Interview with goalkeeper Gurpreet Singh Sandhu: I had offers from I-League and ISL, but stayed in Europe
On 15 August 2014, on the day of India’s 68th Independence Day, goalkeeper Gurpreet Singh Sandhu penned a deal with Norwegian Tippeligaen outfit Stabaek FC. The move made him only the fifth Indian footballer to ply his trade abroad. After a season with the team as their substitute goalkeeper, Gurpreet finally got his chance to play in the club’s 4-1 victory over Follo Fotballklubb this weekend.
India had to wait for 79 years to see another footballer play in the top division of a European league after Mohammed Salim donned the colours of Celtic in 1936. We had the opportunity to talk to the 22-year-old about his time in Norway and his future plans.
How has the Norwegian Tippeligaen and Stabaek FC experience been so far?
It has been a privilege to be here and experience the standard of European football. I’m glad that I’m here and cherish every moment of it. Every single training session helps me learn something new and, in turn, makes me a better player.
After making more than 100 appearances for East Bengal, how has the transition from Indian football to European football been? What are the differences, when it comes to training?
I think I’m lucky to be able to make more than 100 appearances for a club as prestigious as East Bengal. I thank them for everything they have provided me with.
The level of football in Norway as compared to India is very different; the atmosphere and the amount of professionalism in every single department are very high. Over here, every single player is nurtured so that they can move forward and become an asset to the club in the future.
You are the only Indian footballer playing in a top flight club in Europe right now. Could you explain to us how it all happened?
I had already made up my mind after finishing the 2013/14 season that I will try my chances with Europe, at any cost. Budgie (John Burridge) knew Espen Granli, the Stabaek goalkeeping coach from the days when he sent Al Habsi to Norway.
So thanks to him I got a shot at coming down here to take part in the trials. I came and trained with the first team and the club was happy with my development. In a month’s time, they offered me a contract. But I couldn’t sign at that point because the transfer window in Norway didn’t open till August. I signed as soon as the window re-opened.

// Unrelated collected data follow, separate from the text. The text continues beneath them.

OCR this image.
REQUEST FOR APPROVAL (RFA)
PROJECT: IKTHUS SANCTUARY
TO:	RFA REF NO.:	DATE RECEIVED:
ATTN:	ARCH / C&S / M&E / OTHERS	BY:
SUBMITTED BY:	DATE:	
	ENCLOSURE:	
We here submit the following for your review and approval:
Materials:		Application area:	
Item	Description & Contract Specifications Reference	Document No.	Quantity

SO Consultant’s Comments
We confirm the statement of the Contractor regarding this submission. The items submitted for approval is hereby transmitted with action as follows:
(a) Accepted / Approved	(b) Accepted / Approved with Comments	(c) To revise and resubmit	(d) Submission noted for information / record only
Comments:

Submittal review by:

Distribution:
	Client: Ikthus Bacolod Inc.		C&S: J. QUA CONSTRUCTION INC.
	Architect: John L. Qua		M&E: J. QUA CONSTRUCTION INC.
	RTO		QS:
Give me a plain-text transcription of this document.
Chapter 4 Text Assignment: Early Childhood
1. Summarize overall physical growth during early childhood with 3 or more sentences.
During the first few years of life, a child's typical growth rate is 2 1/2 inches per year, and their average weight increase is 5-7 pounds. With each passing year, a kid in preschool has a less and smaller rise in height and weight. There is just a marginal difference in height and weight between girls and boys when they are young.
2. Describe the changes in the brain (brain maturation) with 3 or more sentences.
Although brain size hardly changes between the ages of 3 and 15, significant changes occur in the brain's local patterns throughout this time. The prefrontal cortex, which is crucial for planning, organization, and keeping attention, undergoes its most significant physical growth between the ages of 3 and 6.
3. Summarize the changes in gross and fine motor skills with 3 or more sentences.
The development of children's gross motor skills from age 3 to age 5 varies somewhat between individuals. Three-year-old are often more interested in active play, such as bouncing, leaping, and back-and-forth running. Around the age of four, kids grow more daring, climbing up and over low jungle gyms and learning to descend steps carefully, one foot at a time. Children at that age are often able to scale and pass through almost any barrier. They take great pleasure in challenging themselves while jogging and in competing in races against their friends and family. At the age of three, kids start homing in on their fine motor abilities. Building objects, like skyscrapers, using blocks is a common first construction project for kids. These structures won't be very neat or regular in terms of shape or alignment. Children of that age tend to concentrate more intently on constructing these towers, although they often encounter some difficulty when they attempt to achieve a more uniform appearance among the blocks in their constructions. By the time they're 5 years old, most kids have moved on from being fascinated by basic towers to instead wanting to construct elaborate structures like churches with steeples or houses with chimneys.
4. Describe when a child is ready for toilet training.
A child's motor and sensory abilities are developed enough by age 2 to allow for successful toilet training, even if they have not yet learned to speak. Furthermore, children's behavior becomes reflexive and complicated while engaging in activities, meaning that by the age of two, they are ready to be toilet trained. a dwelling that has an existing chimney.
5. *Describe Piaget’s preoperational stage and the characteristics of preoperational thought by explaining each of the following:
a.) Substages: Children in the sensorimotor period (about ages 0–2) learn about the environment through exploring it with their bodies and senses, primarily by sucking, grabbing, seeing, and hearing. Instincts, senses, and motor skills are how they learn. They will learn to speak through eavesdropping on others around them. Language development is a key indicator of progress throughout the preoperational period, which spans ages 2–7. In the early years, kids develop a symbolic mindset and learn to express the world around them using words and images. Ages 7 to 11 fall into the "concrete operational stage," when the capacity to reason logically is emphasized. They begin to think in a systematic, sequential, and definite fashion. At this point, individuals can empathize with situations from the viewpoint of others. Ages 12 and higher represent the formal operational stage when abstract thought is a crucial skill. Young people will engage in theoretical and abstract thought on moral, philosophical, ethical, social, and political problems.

You left at a time when the Indian Super League (ISL) was at its planning stage. Do you feel the decision to play in Europe has been justified so far?
Yes, it has. Otherwise we wouldn’t have been sitting here and talking to each other, don’t you think? (laughs). I wanted to chase my dream, so I took the gamble of ignoring the offers in India. I think the risk has paid off, so I’m extremely happy.
What are the new goalkeeping aspects that you have inculcated into your game?
Since I have arrived, I have been working on all the aspects of my game. The aim is to try to and adapt to the European style of play. Also, I do whatever is required to perform consistently. A keeper can’t rely on one aspect to further his game – he has to maintain all of them.
Did you have any role model, while growing up?
I used to follow Edwin Van Der Sar a lot and, of course, our very own Subrata Paul.
Paul bhai has guided me throughout my career since my East Bengal days. His relentless support has not stopped even after I moved to Norway.
Bob Bradley’s move to the Norwegian league surprised a lot of people, considering his experience with the USA national squad. So how is the experience of being coached by him?
I think I’m very lucky to play and train under Bob. He is a true professional and has a strong character. He always supports the team through thick and thin. Bob keeps up with all the developments of every player in the team. He is extremely detailed in his approach.
How are you dealing with the cold conditions in Norway?
(Laughs) It’s only a matter of time, I’m already getting used to the conditions here.
Has the language been a problem, considering Stabaek has many different nationalities in their squad?
No, it hasn’t actually, everyone here speaks good English and it’s easy to communicate with the staff and players.
You climbed your way to the top through the Indian football youth structure. How different is the system in Norway?
In Norway, if they notice young talent, the clubs try to develop and nurture them. The training methods provided to the kids is professional in nature. They are provided with all the basic amenities which even professional players in our country are not able to garner.
Sayouba Mande, the team’s first choice goalkeeper was a part of the Ivory Coast World Cup squad. How has the experience of working with him been?
Mande is a great guy and I have learned a lot of things from him. From training to matches, he has always helped me out. Since Mande has been here for over three years, he has developed a lot and I feel proud to be the teammate of a World Cupper.
Did you receive any other offers during your time in Europe and before that?
Yes, there were offers from India, specifically from the I-league and the ISL. However, I knew my future was in Europe. If I didn’t sign for Stabaek, I would have tried to sign for a Spanish club as some interest was shown from there. Everton were also interested.
What do you miss about India the most?
Of course, the thing I miss the most is Indian food. Apart from that, Norway is a very quiet place, so I really miss the noise as well (laughs).